Children do have a knack of asking or saying the most unexpected things at the most inopportune moments. I remember when I was 8 1/2 months pregnant with my daughter and I was heaving myself up the hill home from the shops with my sons (no doubt again pondering whether “pasta pesto” for the third time this week was tantamount to neglect) my elder son suddenly stopped and said, “When the baby is born, will it come out of your mouth?”. What do you say? Here I am, just minding my own business, wobbling up the hill like “Mr Blobby” (without the yellow spots) blissfully unaware that my son is contemplating the finer intricacies of the birthing process. I admired his logic but this was not the time for a full on discussion about giving birth which would inevitably lead on to the “how did the baby get there in the first place” conversation. I think I responded with a “It’s not quite like that, but not far off” sort of reply. In normal circumstances this would have been woefully inadequate but fortunately he had been distracted by the fact that his brother had stepped in dog poo which of course he found hysterically amusing and I found painfully unamusing as bending down to remove said dog poo, required a feat of almost impossible balance and acrobatic nature totally unsuited to someone in the late stages of pregnancy. Although I have to admit to being marginally grateful for whoever’s dog it was that chose to open its bowels on the pavement just there as it saved me from a complicated conversation with my son.
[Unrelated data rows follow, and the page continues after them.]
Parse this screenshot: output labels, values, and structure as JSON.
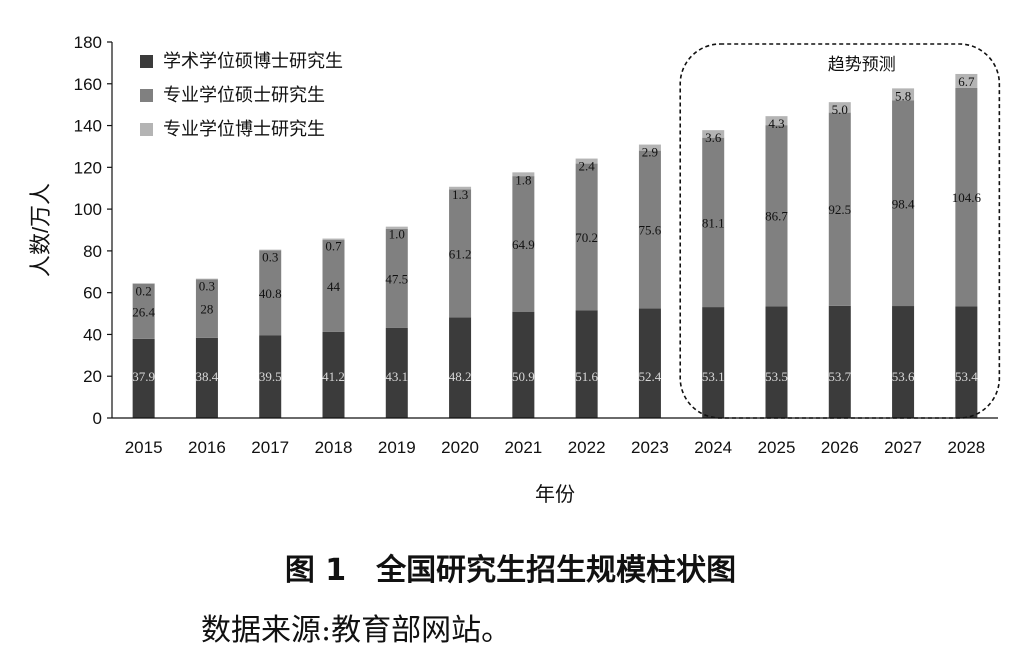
{
  "chart_data": {
    "type": "bar",
    "stacked": true,
    "categories": [
      "2015",
      "2016",
      "2017",
      "2018",
      "2019",
      "2020",
      "2021",
      "2022",
      "2023",
      "2024",
      "2025",
      "2026",
      "2027",
      "2028"
    ],
    "series": [
      {
        "name": "学术学位硕博士研究生",
        "color": "#3b3b3b",
        "label_color": "#d8d8d8",
        "values": [
          37.9,
          38.4,
          39.5,
          41.2,
          43.1,
          48.2,
          50.9,
          51.6,
          52.4,
          53.1,
          53.5,
          53.7,
          53.6,
          53.4
        ],
        "labels": [
          "37.9",
          "38.4",
          "39.5",
          "41.2",
          "43.1",
          "48.2",
          "50.9",
          "51.6",
          "52.4",
          "53.1",
          "53.5",
          "53.7",
          "53.6",
          "53.4"
        ]
      },
      {
        "name": "专业学位硕士研究生",
        "color": "#808080",
        "label_color": "#111111",
        "values": [
          26.4,
          28,
          40.8,
          44,
          47.5,
          61.2,
          64.9,
          70.2,
          75.6,
          81.1,
          86.7,
          92.5,
          98.4,
          104.6
        ],
        "labels": [
          "26.4",
          "28",
          "40.8",
          "44",
          "47.5",
          "61.2",
          "64.9",
          "70.2",
          "75.6",
          "81.1",
          "86.7",
          "92.5",
          "98.4",
          "104.6"
        ]
      },
      {
        "name": "专业学位博士研究生",
        "color": "#b4b4b4",
        "label_color": "#111111",
        "values": [
          0.2,
          0.3,
          0.3,
          0.7,
          1.0,
          1.3,
          1.8,
          2.4,
          2.9,
          3.6,
          4.3,
          5.0,
          5.8,
          6.7
        ],
        "labels": [
          "0.2",
          "0.3",
          "0.3",
          "0.7",
          "1.0",
          "1.3",
          "1.8",
          "2.4",
          "2.9",
          "3.6",
          "4.3",
          "5.0",
          "5.8",
          "6.7"
        ]
      }
    ],
    "xlabel": "年份",
    "ylabel": "人数/万人",
    "ylim": [
      0,
      180
    ],
    "yticks": [
      0,
      20,
      40,
      60,
      80,
      100,
      120,
      140,
      160,
      180
    ],
    "grid": false,
    "legend_position": "top-left",
    "annotation": {
      "text": "趋势预测",
      "start": "2024",
      "end": "2028"
    }
  },
  "caption": {
    "title": "图 1　全国研究生招生规模柱状图",
    "source": "数据来源:教育部网站。"
  }
}
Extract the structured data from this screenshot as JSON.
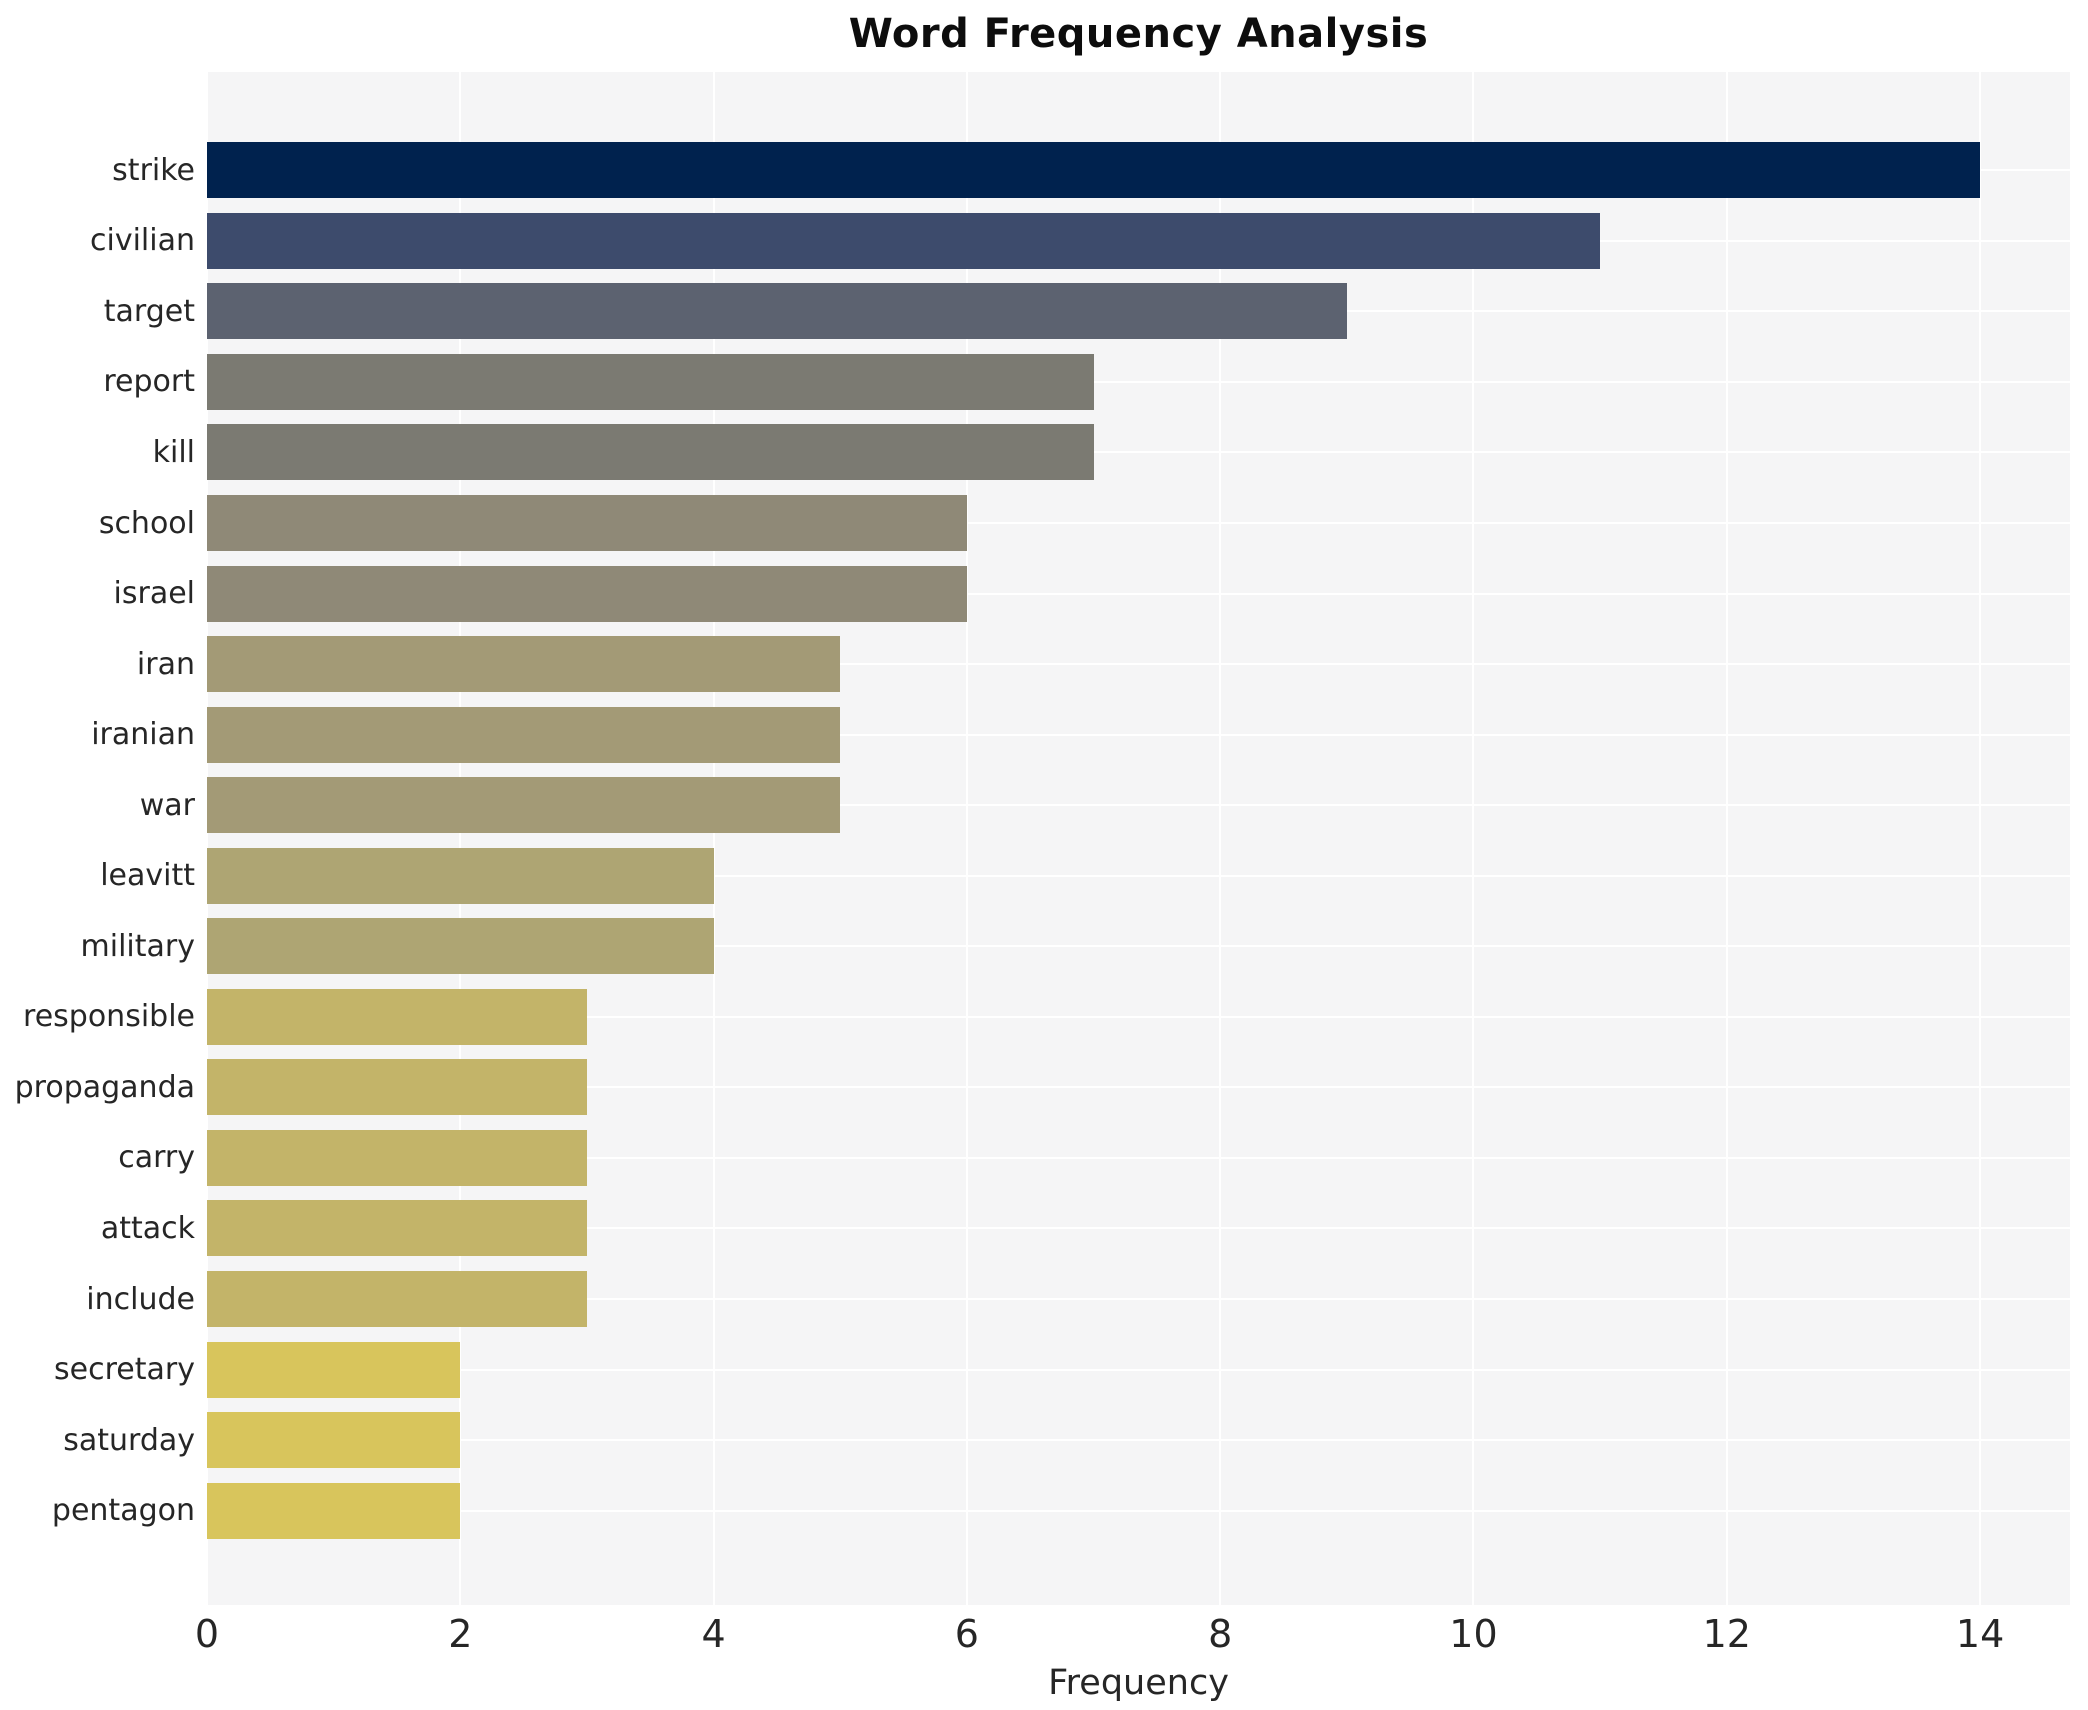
{
  "title": "Word Frequency Analysis",
  "chart_data": {
    "type": "bar",
    "orientation": "horizontal",
    "title": "Word Frequency Analysis",
    "xlabel": "Frequency",
    "ylabel": "",
    "categories": [
      "strike",
      "civilian",
      "target",
      "report",
      "kill",
      "school",
      "israel",
      "iran",
      "iranian",
      "war",
      "leavitt",
      "military",
      "responsible",
      "propaganda",
      "carry",
      "attack",
      "include",
      "secretary",
      "saturday",
      "pentagon"
    ],
    "values": [
      14,
      11,
      9,
      7,
      7,
      6,
      6,
      5,
      5,
      5,
      4,
      4,
      3,
      3,
      3,
      3,
      3,
      2,
      2,
      2
    ],
    "bar_colors": [
      "#00224e",
      "#3d4b6c",
      "#5c6270",
      "#7b7a72",
      "#7b7a72",
      "#8f8977",
      "#8f8977",
      "#a39a76",
      "#a39a76",
      "#a39a76",
      "#aea573",
      "#aea573",
      "#c3b469",
      "#c3b469",
      "#c3b469",
      "#c3b469",
      "#c3b469",
      "#d8c55c",
      "#d8c55c",
      "#d8c55c"
    ],
    "x_ticks": [
      0,
      2,
      4,
      6,
      8,
      10,
      12,
      14
    ],
    "xlim": [
      0,
      14.71
    ],
    "grid": "on",
    "grid_color": "#ffffff",
    "plot_background": "#f5f5f6",
    "figure_background": "#ffffff",
    "legend": "none",
    "colormap": "cividis"
  }
}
Despite the difficulties which these questions sometimes present, I absolutely love the randomness of their asking. Amongst the relentless routines and order of bringing up small children, there is something hugely refreshing and constantly surprising about the things they say and ask. The way they view the world is so unpredictable and we should celebrate this short period of their lives when they are not constrained by responsibility, awareness or cynicism. It is through our child’s thinking that we get glimpses of a long-forgotten childhood, of that very special time before awareness creeps in and permeates our thought processes and our responses to the world around us.